6. How does the kernel trick work, in words?

Show answer

It lifts the data into a higher dimension where a flat boundary can separate the classes, then lets that boundary fold back into a curved one in the original space. A kernel function computes the needed relationships directly, without ever building the high-dimensional coordinates.

7. Why must you scale features before training a support vector machine?

Show answer

Because it is distance-based: a feature on a large numeric scale would swamp one on a small scale and distort the margin. Rescaling to comparable ranges is required (unlike decision trees, which ignore scale).

Try it yourself: lift it with a kernel

These points sit on a single line and cannot be separated by one threshold, because class IN is in the middle and class OUT is on both ends:

IN  (class 1):  at  -2, -1, 0, 1, 2
OUT (class 2):  at  -4, -3, 3, 4

Add a second coordinate equal to each point’s value squared. Write the squared value for each class, and find a horizontal threshold on the squared values that separates IN from OUT.

Show answer

IN  squared:  4, 1, 0, 1, 4   -> range 0 to 4
OUT squared:  16, 9, 9, 16    -> range 9 to 16

Any threshold between 4 and 9 works; about 6.5 cleanly separates them: IN has squared values at most 4 (below 6.5), OUT has at least 9 (above 6.5). A straight cut in the lifted (squared) space is a curved rule back on the original line: “IN if close to zero, OUT if far.” That is the kernel trick in miniature.

Try it yourself: which points matter?

You train a support vector machine on 1,000 labeled points. After training, its boundary turns out to be determined by just 8 of them. What are those 8 points called, and what happens to the boundary if you delete the other 992 and retrain on only those 8?

Show answer

The 8 points are the support vectors, the ones on the edges of the margin. If you delete the other 992 (all of which sat farther from the boundary) and retrain on just the 8, you get the same boundary. Only the support vectors shape it; the rest of the data is, for the boundary’s purposes, irrelevant. This is why a support vector machine is memory-efficient: it effectively only needs to remember its support vectors.

Flashcards

Ten cards. Click any card to reveal the answer. Use the Print flashcards button for one card per page.
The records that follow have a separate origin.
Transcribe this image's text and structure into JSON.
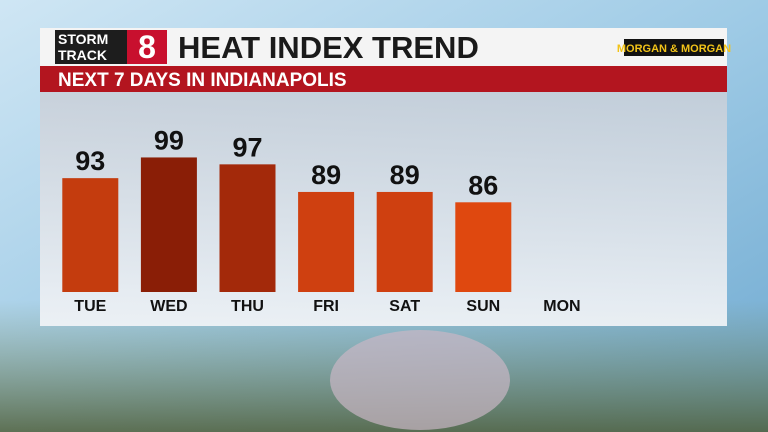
{
  "chart_data": {
    "type": "bar",
    "title": "HEAT INDEX TREND",
    "subtitle": "NEXT 7 DAYS IN INDIANAPOLIS",
    "categories": [
      "TUE",
      "WED",
      "THU",
      "FRI",
      "SAT",
      "SUN",
      "MON"
    ],
    "values": [
      93,
      99,
      97,
      89,
      89,
      86,
      null
    ],
    "colors": [
      "#c43c0e",
      "#8a1e06",
      "#a3290a",
      "#cf4010",
      "#cf4010",
      "#df480f",
      null
    ],
    "ylim": [
      60,
      100
    ]
  },
  "branding": {
    "logo": [
      "STORM",
      "TRACK",
      "8"
    ],
    "sponsor": "MORGAN & MORGAN"
  }
}
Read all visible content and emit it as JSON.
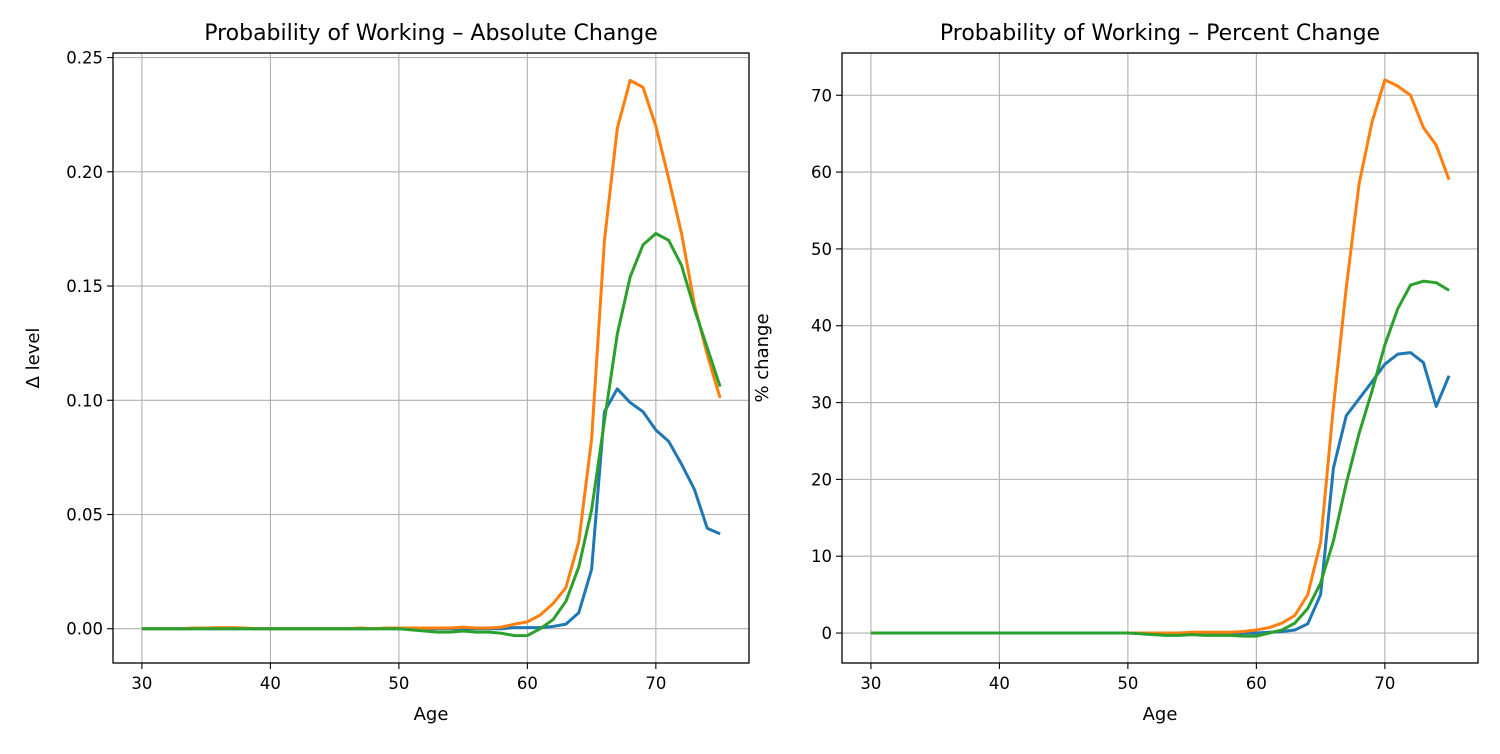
{
  "chart_data": [
    {
      "type": "line",
      "title": "Probability of Working – Absolute Change",
      "xlabel": "Age",
      "ylabel": "Δ level",
      "xlim": [
        27.75,
        77.25
      ],
      "ylim": [
        -0.015,
        0.252
      ],
      "xticks": [
        30,
        40,
        50,
        60,
        70
      ],
      "xtick_labels": [
        "30",
        "40",
        "50",
        "60",
        "70"
      ],
      "yticks": [
        0,
        0.05,
        0.1,
        0.15,
        0.2,
        0.25
      ],
      "ytick_labels": [
        "0.00",
        "0.05",
        "0.10",
        "0.15",
        "0.20",
        "0.25"
      ],
      "grid": true,
      "x": [
        30,
        31,
        32,
        33,
        34,
        35,
        36,
        37,
        38,
        39,
        40,
        41,
        42,
        43,
        44,
        45,
        46,
        47,
        48,
        49,
        50,
        51,
        52,
        53,
        54,
        55,
        56,
        57,
        58,
        59,
        60,
        61,
        62,
        63,
        64,
        65,
        66,
        67,
        68,
        69,
        70,
        71,
        72,
        73,
        74,
        75
      ],
      "series": [
        {
          "color": "#1f77b4",
          "values": [
            0,
            0,
            0,
            0,
            0,
            0,
            0,
            0,
            0,
            0,
            0,
            0,
            0,
            0,
            0,
            0,
            0,
            0,
            0,
            0,
            0,
            0,
            0,
            0,
            0,
            0,
            0,
            0,
            0,
            0.0005,
            0.0005,
            0.0005,
            0.001,
            0.002,
            0.007,
            0.026,
            0.095,
            0.105,
            0.099,
            0.095,
            0.087,
            0.082,
            0.072,
            0.061,
            0.044,
            0.0415
          ]
        },
        {
          "color": "#ff7f0e",
          "values": [
            0,
            0,
            0,
            0,
            0.0003,
            0.0003,
            0.0005,
            0.0005,
            0.0003,
            0,
            0,
            0,
            0,
            0,
            0,
            0,
            0,
            0.0003,
            0,
            0.0003,
            0.0003,
            0.0003,
            0.0003,
            0.0003,
            0.0003,
            0.0007,
            0.0003,
            0.0003,
            0.0007,
            0.002,
            0.003,
            0.006,
            0.011,
            0.018,
            0.038,
            0.083,
            0.17,
            0.219,
            0.24,
            0.237,
            0.22,
            0.197,
            0.173,
            0.142,
            0.12,
            0.101
          ]
        },
        {
          "color": "#2ca02c",
          "values": [
            0,
            0,
            0,
            0,
            0,
            0,
            0,
            0,
            0,
            0,
            0,
            0,
            0,
            0,
            0,
            0,
            0,
            0,
            0,
            0,
            0,
            -0.0005,
            -0.001,
            -0.0015,
            -0.0015,
            -0.001,
            -0.0015,
            -0.0015,
            -0.002,
            -0.003,
            -0.003,
            0,
            0.004,
            0.012,
            0.027,
            0.052,
            0.091,
            0.129,
            0.154,
            0.168,
            0.173,
            0.17,
            0.159,
            0.14,
            0.123,
            0.106
          ]
        }
      ]
    },
    {
      "type": "line",
      "title": "Probability of Working – Percent Change",
      "xlabel": "Age",
      "ylabel": "% change",
      "xlim": [
        27.75,
        77.25
      ],
      "ylim": [
        -3.9,
        75.5
      ],
      "xticks": [
        30,
        40,
        50,
        60,
        70
      ],
      "xtick_labels": [
        "30",
        "40",
        "50",
        "60",
        "70"
      ],
      "yticks": [
        0,
        10,
        20,
        30,
        40,
        50,
        60,
        70
      ],
      "ytick_labels": [
        "0",
        "10",
        "20",
        "30",
        "40",
        "50",
        "60",
        "70"
      ],
      "grid": true,
      "x": [
        30,
        31,
        32,
        33,
        34,
        35,
        36,
        37,
        38,
        39,
        40,
        41,
        42,
        43,
        44,
        45,
        46,
        47,
        48,
        49,
        50,
        51,
        52,
        53,
        54,
        55,
        56,
        57,
        58,
        59,
        60,
        61,
        62,
        63,
        64,
        65,
        66,
        67,
        68,
        69,
        70,
        71,
        72,
        73,
        74,
        75
      ],
      "series": [
        {
          "color": "#1f77b4",
          "values": [
            0,
            0,
            0,
            0,
            0,
            0,
            0,
            0,
            0,
            0,
            0,
            0,
            0,
            0,
            0,
            0,
            0,
            0,
            0,
            0,
            0,
            0,
            0,
            0,
            0,
            0,
            0,
            0,
            0,
            0,
            0,
            0.1,
            0.2,
            0.4,
            1.2,
            5,
            21.5,
            28.3,
            30.5,
            32.7,
            35,
            36.3,
            36.5,
            35.2,
            29.5,
            33.5
          ]
        },
        {
          "color": "#ff7f0e",
          "values": [
            0,
            0,
            0,
            0,
            0,
            0,
            0,
            0,
            0,
            0,
            0,
            0,
            0,
            0,
            0,
            0,
            0,
            0,
            0,
            0,
            0,
            0,
            0,
            0,
            0,
            0.1,
            0.1,
            0.1,
            0.1,
            0.2,
            0.4,
            0.7,
            1.3,
            2.3,
            5,
            11.8,
            29.5,
            45,
            58.5,
            66.5,
            72,
            71.2,
            70,
            65.8,
            63.5,
            59
          ]
        },
        {
          "color": "#2ca02c",
          "values": [
            0,
            0,
            0,
            0,
            0,
            0,
            0,
            0,
            0,
            0,
            0,
            0,
            0,
            0,
            0,
            0,
            0,
            0,
            0,
            0,
            0,
            -0.1,
            -0.2,
            -0.3,
            -0.3,
            -0.2,
            -0.3,
            -0.3,
            -0.3,
            -0.4,
            -0.4,
            0,
            0.4,
            1.3,
            3.2,
            6.5,
            12,
            19.5,
            26,
            31.5,
            37.5,
            42.2,
            45.3,
            45.8,
            45.6,
            44.6
          ]
        }
      ]
    }
  ]
}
Q. Which boundary does a support vector machine choose?

The maximum-margin boundary: the one running down the middle of the widest possible street between the two classes.

Q. What is the margin?

The width of the street between the classes: the distance from the boundary to the nearest data points on each side. The SVM maximizes it.

Q. What are support vectors?

The data points sitting on the edges of the margin, closest to the boundary. They alone determine the boundary; the rest of the data does not matter.

Q. What happens if you move a support vector?

The whole boundary shifts. Moving a point far from the boundary, by contrast, changes nothing.

Q. What is the soft margin?

Allowing some points inside the street or on the wrong side, at a penalty, since real data overlaps. A parameter (C) trades margin width against training errors.

Q. What does the kernel trick do?

It lifts data into a higher dimension where a flat boundary separates the classes, which becomes a curved boundary back in the original space, letting an SVM separate non-linear classes.

Q. Why is it called a 'trick'?

Because a kernel function computes the needed relationships directly, without ever building the high-dimensional coordinates, so it stays fast even when the implied space is huge.

Q. Name two common kernels.

The polynomial kernel and the radial basis function (RBF) kernel. RBF is a common default for curved boundaries.

Q. Why must you scale features for an SVM?

It is distance-based, so a large-scale feature would swamp a small-scale one and distort the margin. Rescale first (decision trees, by contrast, do not need this).

Q. Name one strength and one weakness of SVMs.

Strength (any): effective in high dimensions, memory-efficient, handles non-linear boundaries via kernels. Weakness (any): slow on huge datasets, sensitive to kernel choice, no native probabilities, less interpretable.